Cresci Panettone Paradiso :)
After two failed attempts and a third where I nearly had success but had my panettone break apart when flipped upside down, I finally managed to successfully complete Panattone Paradiso from Iginio Massari's Cresci book. Michael Wilson has discussed this recipe previously and got me obsessed with it. I probably could have let mine rise a little longer than I did but I was paranoid that it might spill over in the oven. The dough rose on schedule (both the first and second rise) which shocked me as I usually have to wait nearly twice as long for things to work. My pasta madre starter must finally be strong enough. The combination of honey, walnuts, chocolate, and raisins along with some fiore de scilia and real vanilla bean flavor is really, really good. The 8 oz of butter (200 grams) for just 1 panettone doesn't hurt anything either. I'm still learning so my outcome was not as spectacular as Michael's; however, it was a pretty good bake overall. At least I ended up with a final dough that was reasonably workable. The only trick I haven't figured out with panettone is how to get a dough that is firm enough to be scored prior to baking. I just like putting in the pat of butter rather than adding the glaze. Every attempt at panettone I have EVER tried has ended up with a final dough that has a lot of gluten development but is also very loose, sticky, hard to shape, and impossible to score with a knife or lame. I do not know what the missing variable is, assuming there is one. My hunch is that I am either under mixing the final dough, although I get an amazing window pane that when pulled looks like a latex glove, or perhaps I am over mixing it, or perhaps it is our U.S. flour and I need to order some imported Italian flour.
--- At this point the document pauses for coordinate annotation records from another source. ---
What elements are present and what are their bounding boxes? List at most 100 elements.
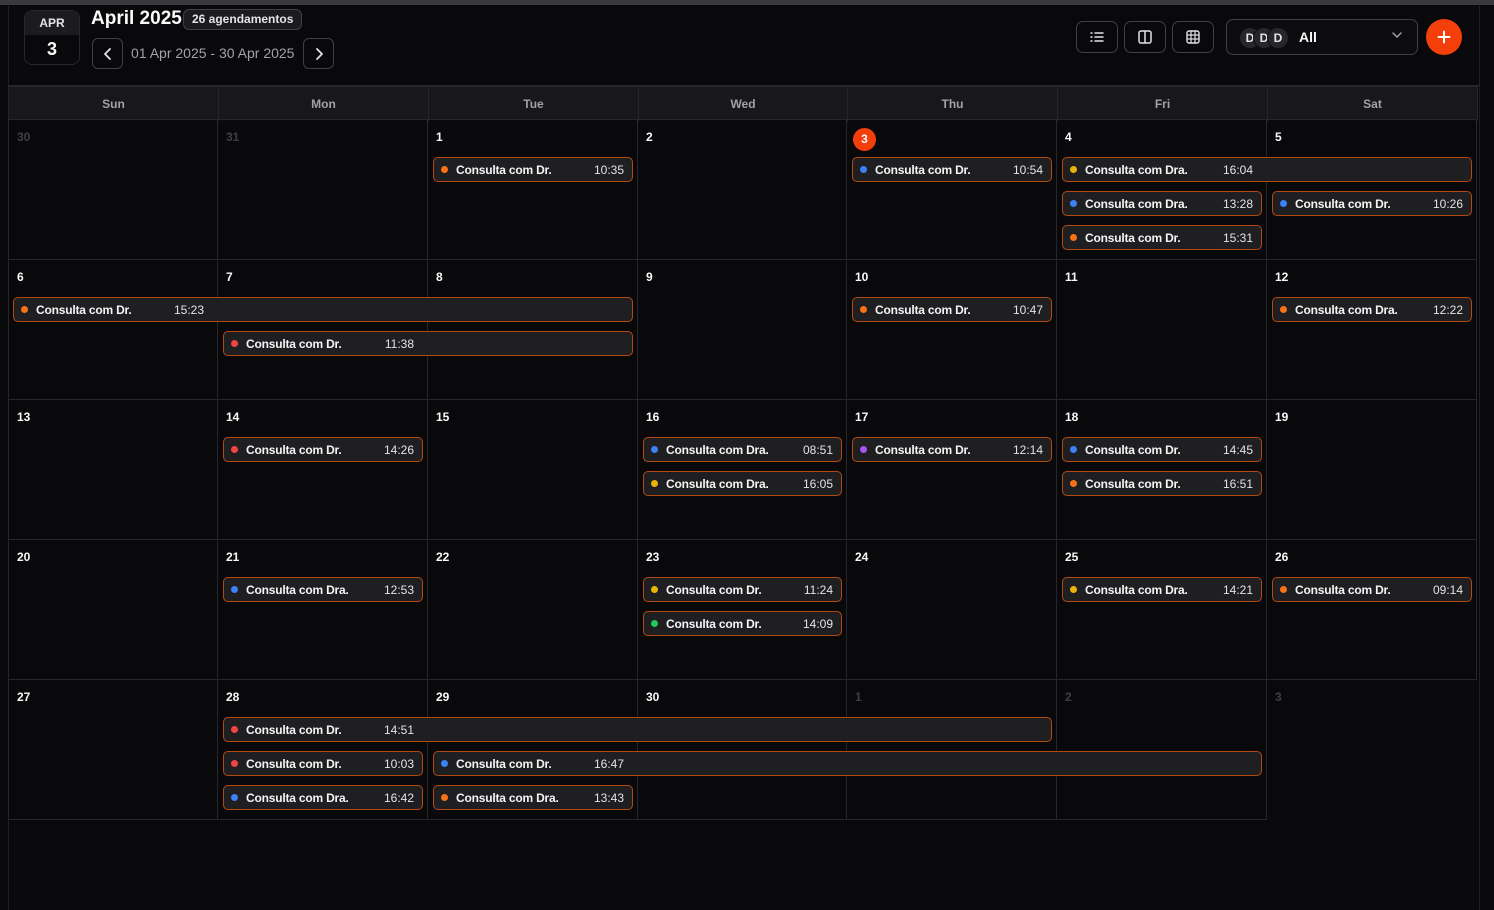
event-item[interactable]: Consulta com Dr. 14:09 [643,611,842,636]
event-item[interactable]: Consulta com Dra. 16:05 [643,471,842,496]
day-number: 29 [436,690,450,704]
day-cell[interactable]: 9 [638,260,847,400]
weekday-fri: Fri [1058,87,1268,121]
event-color-dot [231,586,238,593]
event-time: 14:51 [383,723,414,737]
user-filter-select[interactable]: D D D All [1226,19,1418,55]
event-time: 10:47 [1012,303,1043,317]
day-cell[interactable]: 21 [218,540,428,680]
weekday-sat: Sat [1268,87,1478,121]
event-item[interactable]: Consulta com Dra. 16:42 [223,785,423,810]
event-item[interactable]: Consulta com Dra. 08:51 [643,437,842,462]
event-item[interactable]: Consulta com Dr. 15:31 [1062,225,1262,250]
event-item[interactable]: Consulta com Dr. 10:03 [223,751,423,776]
day-number: 3 [853,128,876,151]
event-title: Consulta com Dr. [1295,583,1391,597]
day-cell[interactable]: 19 [1267,400,1477,540]
event-time: 15:31 [1222,231,1253,245]
event-title: Consulta com Dra. [1085,197,1188,211]
event-item[interactable]: Consulta com Dr. 10:54 [852,157,1052,182]
day-cell[interactable]: 3 [1267,680,1477,820]
add-appointment-button[interactable] [1426,19,1462,55]
day-cell[interactable]: 15 [428,400,638,540]
day-cell[interactable]: 24 [847,540,1057,680]
day-cell[interactable]: 18 [1057,400,1267,540]
day-cell[interactable]: 22 [428,540,638,680]
day-cell[interactable]: 26 [1267,540,1477,680]
day-cell[interactable]: 25 [1057,540,1267,680]
event-item[interactable]: Consulta com Dr. 15:23 [13,297,633,322]
event-item[interactable]: Consulta com Dr. 14:45 [1062,437,1262,462]
day-number: 27 [17,690,31,704]
event-item[interactable]: Consulta com Dr. 16:51 [1062,471,1262,496]
event-title: Consulta com Dr. [456,757,552,771]
event-item[interactable]: Consulta com Dra. 13:43 [433,785,633,810]
day-number: 2 [646,130,653,144]
day-cell[interactable]: 2 [638,120,847,260]
event-item[interactable]: Consulta com Dr. 10:35 [433,157,633,182]
event-item[interactable]: Consulta com Dra. 16:04 [1062,157,1472,182]
event-title: Consulta com Dra. [246,791,349,805]
avatar: D [1267,27,1289,49]
day-cell[interactable]: 14 [218,400,428,540]
week-view-icon [1138,30,1152,44]
day-cell[interactable]: 5 [1267,120,1477,260]
month-view-button[interactable] [1172,21,1214,53]
event-item[interactable]: Consulta com Dr. 11:24 [643,577,842,602]
day-cell[interactable]: 13 [8,400,218,540]
day-cell[interactable]: 31 [218,120,428,260]
event-item[interactable]: Consulta com Dr. 12:14 [852,437,1052,462]
event-item[interactable]: Consulta com Dra. 14:21 [1062,577,1262,602]
next-month-button[interactable] [303,38,334,69]
prev-month-button[interactable] [92,38,123,69]
today-date-box: APR 3 [24,10,80,65]
event-title: Consulta com Dra. [1085,163,1188,177]
event-time: 12:53 [383,583,414,597]
day-cell[interactable]: 1 [428,120,638,260]
event-title: Consulta com Dr. [875,163,971,177]
day-cell[interactable]: 10 [847,260,1057,400]
event-color-dot [860,306,867,313]
day-number: 30 [17,130,31,144]
day-cell[interactable]: 17 [847,400,1057,540]
day-cell[interactable]: 20 [8,540,218,680]
day-cell[interactable]: 7 [218,260,428,400]
event-item[interactable]: Consulta com Dr. 16:47 [433,751,1262,776]
day-cell[interactable]: 3 [847,120,1057,260]
chevron-right-icon [315,47,323,60]
day-cell[interactable]: 23 [638,540,847,680]
event-title: Consulta com Dr. [875,303,971,317]
day-cell[interactable]: 30 [638,680,847,820]
list-view-button[interactable] [1076,21,1118,53]
day-cell[interactable]: 6 [8,260,218,400]
event-item[interactable]: Consulta com Dr. 14:26 [223,437,423,462]
event-title: Consulta com Dr. [875,443,971,457]
event-item[interactable]: Consulta com Dr. 09:14 [1272,577,1472,602]
event-title: Consulta com Dra. [246,583,349,597]
week-view-button[interactable] [1124,21,1166,53]
day-cell[interactable]: 12 [1267,260,1477,400]
event-item[interactable]: Consulta com Dr. 14:51 [223,717,1052,742]
event-title: Consulta com Dr. [246,757,342,771]
event-title: Consulta com Dr. [246,443,342,457]
event-item[interactable]: Consulta com Dra. 13:28 [1062,191,1262,216]
event-time: 16:42 [383,791,414,805]
day-number: 22 [436,550,450,564]
event-item[interactable]: Consulta com Dr. 11:38 [223,331,633,356]
day-cell[interactable]: 11 [1057,260,1267,400]
event-item[interactable]: Consulta com Dr. 10:26 [1272,191,1472,216]
day-cell[interactable]: 2 [1057,680,1267,820]
event-time: 10:35 [593,163,624,177]
event-item[interactable]: Consulta com Dra. 12:22 [1272,297,1472,322]
day-number: 8 [436,270,443,284]
event-title: Consulta com Dr. [1085,443,1181,457]
day-cell[interactable]: 16 [638,400,847,540]
day-cell[interactable]: 27 [8,680,218,820]
day-cell[interactable]: 1 [847,680,1057,820]
day-cell[interactable]: 30 [8,120,218,260]
event-time: 16:05 [802,477,833,491]
event-color-dot [21,306,28,313]
event-item[interactable]: Consulta com Dr. 10:47 [852,297,1052,322]
day-cell[interactable]: 8 [428,260,638,400]
event-item[interactable]: Consulta com Dra. 12:53 [223,577,423,602]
If anyone has thoughts on where I need to improve they would be appreciated.
I was too eager to cut it up and try it to remember to take a picture of the finished item; however, I will try and post a crumb shot. Oh, I followed the recipe that Michael Wilson posted on here not too long ago and the amount (approximately 1100 grams) was perfect for making one panettone to fit the size of a King Arthur Flour panettone paper.